Najwięcej pątników idzie z Podkarpacia. Kilkaset osób przybyło także z Ukrainy. Jest to pielgrzymka z archidiecezji lwowskiej, ale tworzą ją ludzie z całego kraju. – Modlimy się za naszą archidiecezję lwowską, ale także o łaskę pokoju na Ukrainie i na całym świecie. Dzisiaj wojna rozpala się na całym świecie, więc i w tej intencji zanosimy nasze modlitwy. Ludzie niosą w swoich sercach również mnóstwo intencji osobistych. Chcemy to wszystko polecić Jezusowi za wstawiennictwem Matki Bożej Kalwaryjskiej – mówi o. Stanisław Nuckowski, franciszkanin pracujący w archidiecezji lwowskiej.
Pielgrzymom towarzyszy lwowski biskup pomocniczy Edward Kawa. Dzisiaj rano uczestniczyli oni w Mszy św., której przewodniczył metropolita przemyski abp Adam Szal.
Pomóż w rozwoju naszego portalu
– Matka Boża przypomina nam o rzeczy najważniejszej: o tym, żeby na nowo zwrócić się do Chrystusa, do Ewangelii, o tym, żeby w naszym życiu dokonała się przemiana, nawrócenie, abyśmy umieli zgłębiać treści Pisma Świętego i byśmy stali się świętymi i pokochali Jej Niepokalane Serce. Takie przesłanie płynie z Fatimy i z każdego wizerunku Matki Bożej – podkreślił abp Szal.

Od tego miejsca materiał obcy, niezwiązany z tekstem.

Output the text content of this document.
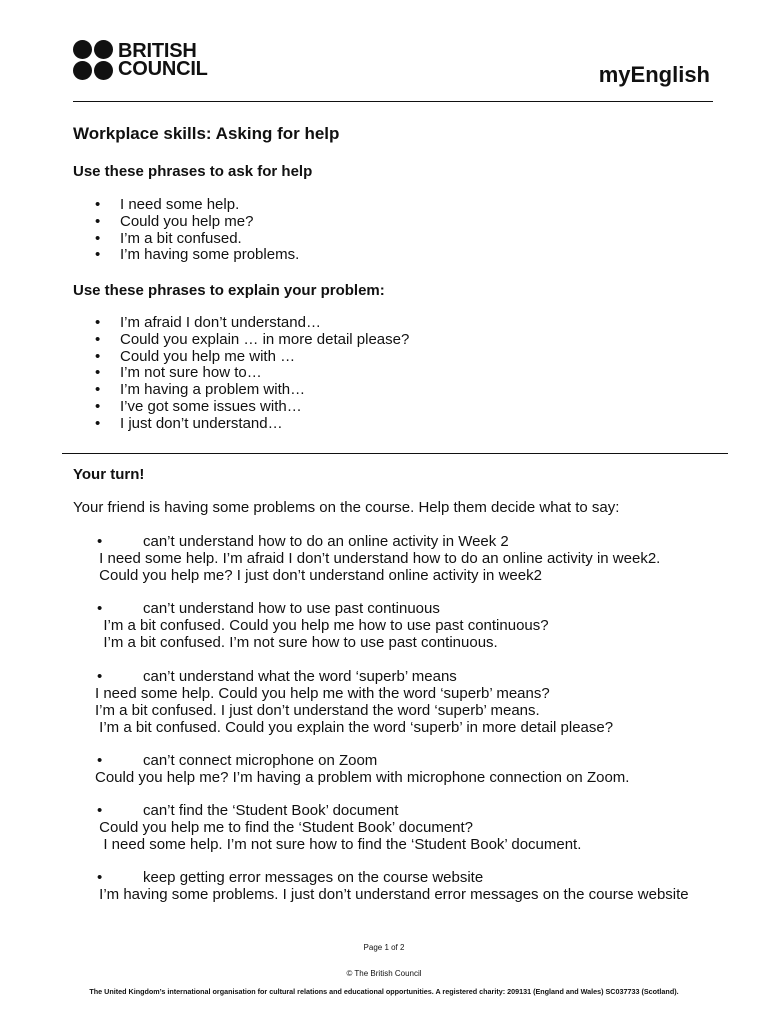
BRITISH
COUNCIL	myEnglish
Workplace skills: Asking for help
Use these phrases to ask for help
• I need some help.
• Could you help me?
• I’m a bit confused.
• I’m having some problems.
Use these phrases to explain your problem:
• I’m afraid I don’t understand…
• Could you explain … in more detail please?
• Could you help me with …
• I’m not sure how to…
• I’m having a problem with…
• I’ve got some issues with…
• I just don’t understand…
Your turn!
Your friend is having some problems on the course. Help them decide what to say:
• can’t understand how to do an online activity in Week 2
I need some help. I’m afraid I don’t understand how to do an online activity in week2.
Could you help me? I just don’t understand online activity in week2
• can’t understand how to use past continuous
I’m a bit confused. Could you help me how to use past continuous?
I’m a bit confused. I’m not sure how to use past continuous.
• can’t understand what the word ‘superb’ means
I need some help. Could you help me with the word ‘superb’ means?
I’m a bit confused. I just don’t understand the word ‘superb’ means.
I’m a bit confused. Could you explain the word ‘superb’ in more detail please?
• can’t connect microphone on Zoom
Could you help me? I’m having a problem with microphone connection on Zoom.
• can’t find the ‘Student Book’ document
Could you help me to find the ‘Student Book’ document?
I need some help. I’m not sure how to find the ‘Student Book’ document.
• keep getting error messages on the course website
I’m having some problems. I just don’t understand error messages on the course website
Page 1 of 2
© The British Council
The United Kingdom’s international organisation for cultural relations and educational opportunities. A registered charity: 209131 (England and Wales) SC037733 (Scotland).
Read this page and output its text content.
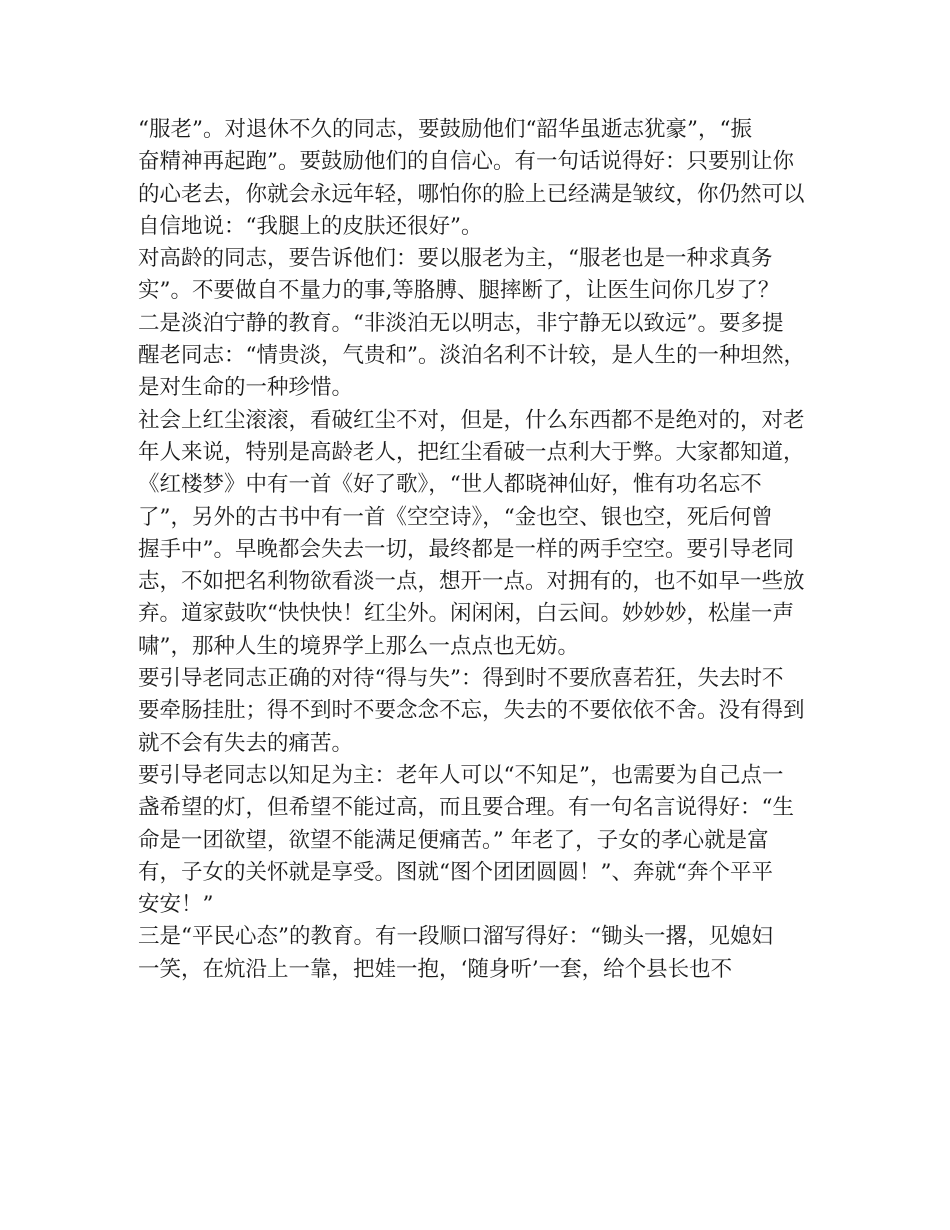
“服老”。对退休不久的同志，要鼓励他们“韶华虽逝志犹豪”，“振
奋精神再起跑”。要鼓励他们的自信心。有一句话说得好：只要别让你
的心老去，你就会永远年轻，哪怕你的脸上已经满是皱纹，你仍然可以
自信地说：“我腿上的皮肤还很好”。
对高龄的同志，要告诉他们：要以服老为主，“服老也是一种求真务
实”。不要做自不量力的事,等胳膊、腿摔断了，让医生问你几岁了？
二是淡泊宁静的教育。“非淡泊无以明志，非宁静无以致远”。要多提
醒老同志：“情贵淡，气贵和”。淡泊名利不计较，是人生的一种坦然，
是对生命的一种珍惜。
社会上红尘滚滚，看破红尘不对，但是，什么东西都不是绝对的，对老
年人来说，特别是高龄老人，把红尘看破一点利大于弊。大家都知道，
《红楼梦》中有一首《好了歌》，“世人都晓神仙好，惟有功名忘不
了”，另外的古书中有一首《空空诗》，“金也空、银也空，死后何曾
握手中”。早晚都会失去一切，最终都是一样的两手空空。要引导老同
志，不如把名利物欲看淡一点，想开一点。对拥有的，也不如早一些放
弃。道家鼓吹“快快快！红尘外。闲闲闲，白云间。妙妙妙，松崖一声
啸”，那种人生的境界学上那么一点点也无妨。
要引导老同志正确的对待“得与失”：得到时不要欣喜若狂，失去时不
要牵肠挂肚；得不到时不要念念不忘，失去的不要依依不舍。没有得到
就不会有失去的痛苦。
要引导老同志以知足为主：老年人可以“不知足”，也需要为自己点一
盏希望的灯，但希望不能过高，而且要合理。有一句名言说得好：“生
命是一团欲望，欲望不能满足便痛苦。” 年老了，子女的孝心就是富
有，子女的关怀就是享受。图就“图个团团圆圆！”、奔就“奔个平平
安安！”
三是“平民心态”的教育。有一段顺口溜写得好：“锄头一撂，见媳妇
一笑，在炕沿上一靠，把娃一抱，‘随身听’一套，给个县长也不
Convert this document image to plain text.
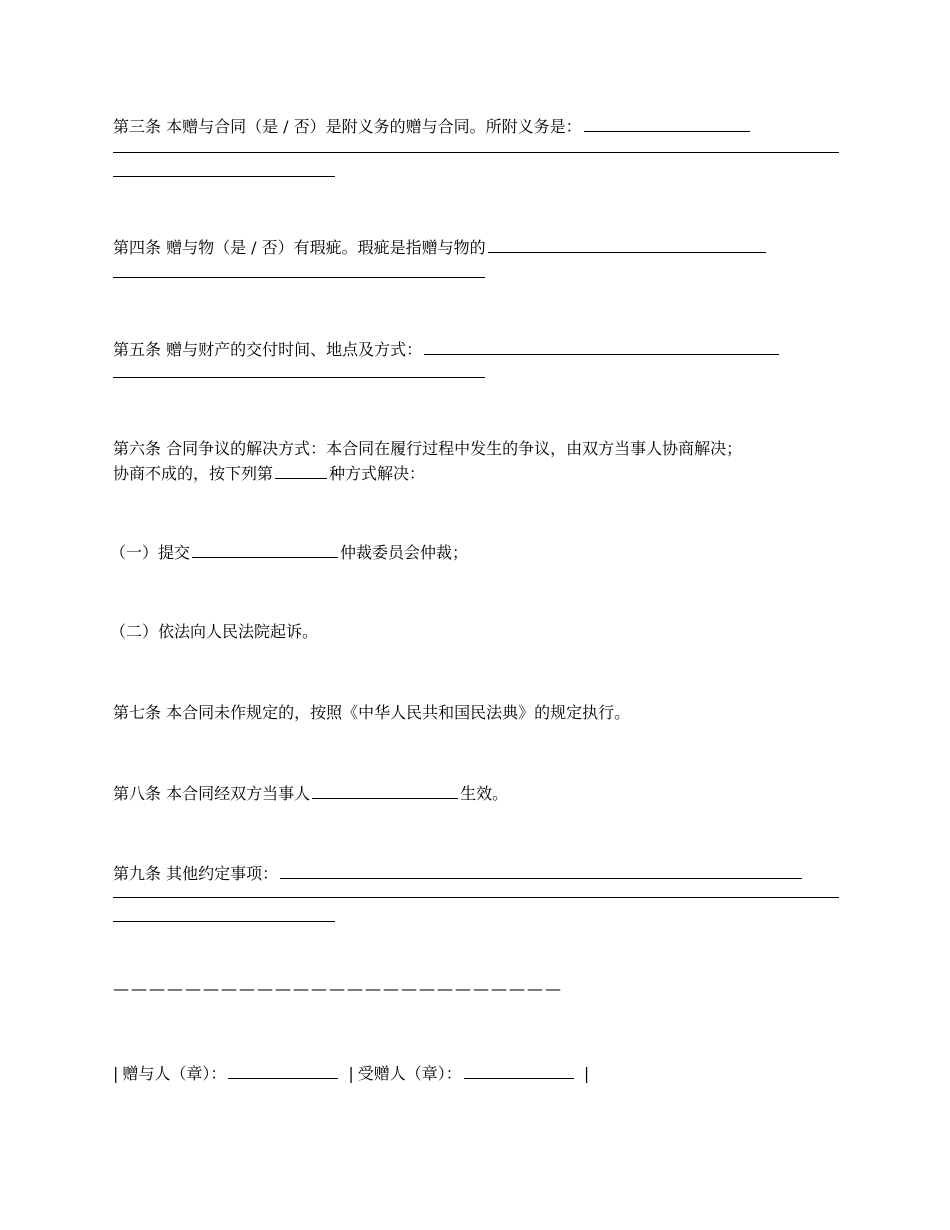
第三条 本赠与合同（是 / 否）是附义务的赠与合同。所附义务是：
第四条 赠与物（是 / 否）有瑕疵。瑕疵是指赠与物的
第五条 赠与财产的交付时间、地点及方式：
第六条 合同争议的解决方式：本合同在履行过程中发生的争议，由双方当事人协商解决；
协商不成的，按下列第	种方式解决：
（一）提交	仲裁委员会仲裁；
（二）依法向人民法院起诉。
第七条 本合同未作规定的，按照《中华人民共和国民法典》的规定执行。
第八条 本合同经双方当事人	生效。
第九条 其他约定事项：
—————————————————————————
| 赠与人（章）：	| 受赠人（章）：	|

Sanktuarium Męki Pańskiej i Matki Bożej Kalwaryjskiej w Kalwarii Pacławskiej, nazywane również „Jasną Górą Podkarpacia” lub „Jerozolimą Wschodu”, jest jednym z najważniejszych i najpopularniejszych miejsc pielgrzymkowych w Polsce południowo-wschodniej. Opiekują się nim franciszkanie konwentualni, tutaj znajduje się również nowicjat krakowskiej prowincji zakonu.
Najwięcej pielgrzymów przybywa do Kalwarii Pacławskiej 13 i 14 sierpnia, kiedy odprawiane są charakterystyczne nabożeństwa Odpustu Kalwaryjskiego, czyli Dróżki Pogrzebu Matki Bożej i Dróżki Pana Jezusa. Pątnicy przemierzają wyznaczone trasy między kapliczkami, rozmieszczonymi na całym wzgórzu oraz u jego stóp. Prowadzą one przez las, łąki oraz rzekę Wiar, nazywaną Cedronem.